CryptoCurrency as stock-in-trading
In case of income being generated by holding cryptocurrency as stock-in-trade transferred in exchange for real currency, taxation would exist according to individual slab rates.

Cryptocurrency as quid pro quo
In the case of bitcoins being received in order for them to be treated with receipt of money, it would generate income in the hands of the person receiving the money by selling the bitcoin. Therefore, since the individual is receiving money out of a business, he would be taxed, normally under the bracket of profit or gains.

Conclusion

Nevertheless, in the status quo, multiple experts are of the opinion that a centralised policy needs to be framed by the central government in collaboration with the central bank of the country as not only people are unknown and confused with regards to filing of taxes on income generated through crypto trading but also the income tax authorities are in dilemma with regards to the same. If the penalising authority is in confusion, then it makes it very difficult for the individuals in the profession of trading to abide by the same.
Nevertheless, there are certain professionals like WazirX’s Patel who believes that cryptocurrencies should be considered as capital assets and therefore be declared when filing your tax returns.

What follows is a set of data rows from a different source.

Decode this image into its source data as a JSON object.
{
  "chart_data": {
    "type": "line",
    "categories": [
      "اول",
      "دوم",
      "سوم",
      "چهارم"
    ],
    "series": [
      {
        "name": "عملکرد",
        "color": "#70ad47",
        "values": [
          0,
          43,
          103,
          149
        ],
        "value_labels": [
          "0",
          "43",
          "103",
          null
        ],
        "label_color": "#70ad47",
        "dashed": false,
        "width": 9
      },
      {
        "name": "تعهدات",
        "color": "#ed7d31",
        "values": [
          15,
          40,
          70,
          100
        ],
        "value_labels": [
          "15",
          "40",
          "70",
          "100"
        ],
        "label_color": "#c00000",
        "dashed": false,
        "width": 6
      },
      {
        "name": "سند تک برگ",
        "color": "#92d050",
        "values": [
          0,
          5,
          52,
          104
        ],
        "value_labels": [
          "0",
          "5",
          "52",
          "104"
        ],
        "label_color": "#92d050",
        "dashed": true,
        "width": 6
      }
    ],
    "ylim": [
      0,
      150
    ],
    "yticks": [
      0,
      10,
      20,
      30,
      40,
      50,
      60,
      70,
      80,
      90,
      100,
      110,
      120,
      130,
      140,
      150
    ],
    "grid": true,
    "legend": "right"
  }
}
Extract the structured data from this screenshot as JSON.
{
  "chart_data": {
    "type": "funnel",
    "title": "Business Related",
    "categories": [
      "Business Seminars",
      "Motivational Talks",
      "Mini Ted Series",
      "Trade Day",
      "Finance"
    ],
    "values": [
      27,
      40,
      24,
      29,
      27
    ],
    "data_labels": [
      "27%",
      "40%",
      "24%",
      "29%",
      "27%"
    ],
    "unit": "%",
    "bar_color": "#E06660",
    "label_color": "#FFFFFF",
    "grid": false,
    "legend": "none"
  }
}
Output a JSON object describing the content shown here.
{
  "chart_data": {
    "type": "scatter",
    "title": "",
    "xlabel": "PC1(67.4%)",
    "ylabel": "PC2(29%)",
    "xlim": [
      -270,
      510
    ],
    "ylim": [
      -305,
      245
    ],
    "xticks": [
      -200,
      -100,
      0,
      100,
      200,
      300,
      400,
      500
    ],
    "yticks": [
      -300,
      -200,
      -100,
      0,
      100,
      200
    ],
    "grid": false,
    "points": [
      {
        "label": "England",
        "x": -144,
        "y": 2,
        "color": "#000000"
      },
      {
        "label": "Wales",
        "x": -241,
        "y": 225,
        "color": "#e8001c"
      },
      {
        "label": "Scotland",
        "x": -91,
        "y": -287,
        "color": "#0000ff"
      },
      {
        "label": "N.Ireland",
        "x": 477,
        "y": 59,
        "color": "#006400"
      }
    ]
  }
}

Another Mumbai-based Charted Accountant in any anonymous manner has told Gadgets 360 that people should be declaring it under the bracket of income from other sources and pay flat 30 per cent tax.

According to the same CA, it is not a valid and legitimate type of currency, hence, it should be covered under 30 per cent bracket.

The CEO of cryptocurrency exchange Koinex Mr.Rahul Raj in an interview to Gadgets 360 said that “Since there is no regulatory certainty and other than the notices there has been no clarity on how the government wants to tax the cryptocurrencies.

Therefore, umbrella legislation on the same is the only way out to eliminate ambiguities.